Los impuestos estatales habían disminuido durante tres años seguidos, y desde el principio de la Era Jingde, los desastres climáticos se sucedían anualmente, cada vez más severos.
Han Qi y otros funcionarios tenían que esforzarse para mantener las cosas en orden.Desde que Yun Zhen había devuelto los tesoros del Reino Jiaozhi a la capital, el tesoro estatal de la Dinastía Song finalmente mostró un leve superávit.
Si no hubiera desastres el próximo año, los finanzas del estado se normalizarían.

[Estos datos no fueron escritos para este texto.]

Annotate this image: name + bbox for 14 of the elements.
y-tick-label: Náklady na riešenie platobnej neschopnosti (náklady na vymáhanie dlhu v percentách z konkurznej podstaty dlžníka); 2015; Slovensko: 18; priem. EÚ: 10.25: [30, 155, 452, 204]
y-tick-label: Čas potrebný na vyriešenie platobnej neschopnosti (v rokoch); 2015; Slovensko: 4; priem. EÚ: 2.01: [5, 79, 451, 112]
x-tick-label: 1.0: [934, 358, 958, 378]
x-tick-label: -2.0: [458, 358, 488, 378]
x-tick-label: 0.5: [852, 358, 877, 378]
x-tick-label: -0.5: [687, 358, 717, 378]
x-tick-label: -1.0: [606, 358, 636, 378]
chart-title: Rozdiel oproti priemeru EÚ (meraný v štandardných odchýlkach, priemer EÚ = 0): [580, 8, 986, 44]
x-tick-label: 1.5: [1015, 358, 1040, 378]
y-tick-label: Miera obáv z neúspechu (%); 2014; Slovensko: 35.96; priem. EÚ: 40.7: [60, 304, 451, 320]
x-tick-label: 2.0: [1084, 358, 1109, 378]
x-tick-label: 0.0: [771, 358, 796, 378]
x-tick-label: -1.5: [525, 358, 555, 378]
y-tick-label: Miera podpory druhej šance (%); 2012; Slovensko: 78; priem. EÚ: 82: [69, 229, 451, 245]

El dinero que Yun Zhen devolvía solo era suficiente para el consumo a corto plazo y no generaba nuevas riquezas;una vez gastado, ya estaba.La transferencia de sangre solo podría resolver problemas urgentes, pero no beneficiaría a largo plazo al pueblo.
Los funcionarios políticos de la Dinastía Song lo sabían bien;las teorías sobre la riqueza de la guerra que Yun Zhen proclamaba no causaron ninguna impresión en los funcionarios moderados.Si se trataba de reformas, en realidad era un proceso de ganar el apoyo del emperador.
Quien pudiera conseguir ese apoyo total tendría éxito.
Por lo tanto, Pán Jie y sus compañeros podían tolerar que Yun Zhen se convirtiera en un funcionario sin hacer nada, después de haber golpeado a un funcionario de supervisión imperial, y regresara sano y salvo.
En sus ojos, eso era solo una cuestión menor;lo que ellos estaban dispuestos a ofrecer en comparación con el papel que jugaba Yun Zhen valía la pena.Pero lo que Bao Zheng había visto hoy no era algo que los funcionarios pudieran tolerar.
Escuchó por un momento y descubrió que Yun Zhen e Di Qing usaban una lenguaje muy persuasivo para influir en el emperador, al punto de cambiar su forma de pensar hacia la guerra.Si este pensamiento se convirtiera del pacifismo al militarismo, sería un desafío serio a las creencias y el sistema político de la Dinastía Song.Yun Zhen, viendo que no tenía posibilidades, sonrió y invitó al emperador a sentarse en su sala de flores.
Dijo que su esposa había preparado algunos deliciosos pasteles para deleitarle.El inquieto emperador Zhao Zhen, aún con Bao Zheng hablando, se sentó en la sala y preguntó a Yun Zhen: "¿Verdaderamente vosotros dos asesinasteis a esos malvados en la capital?No te culpo por ello".Yun Zhen lo miró atónito.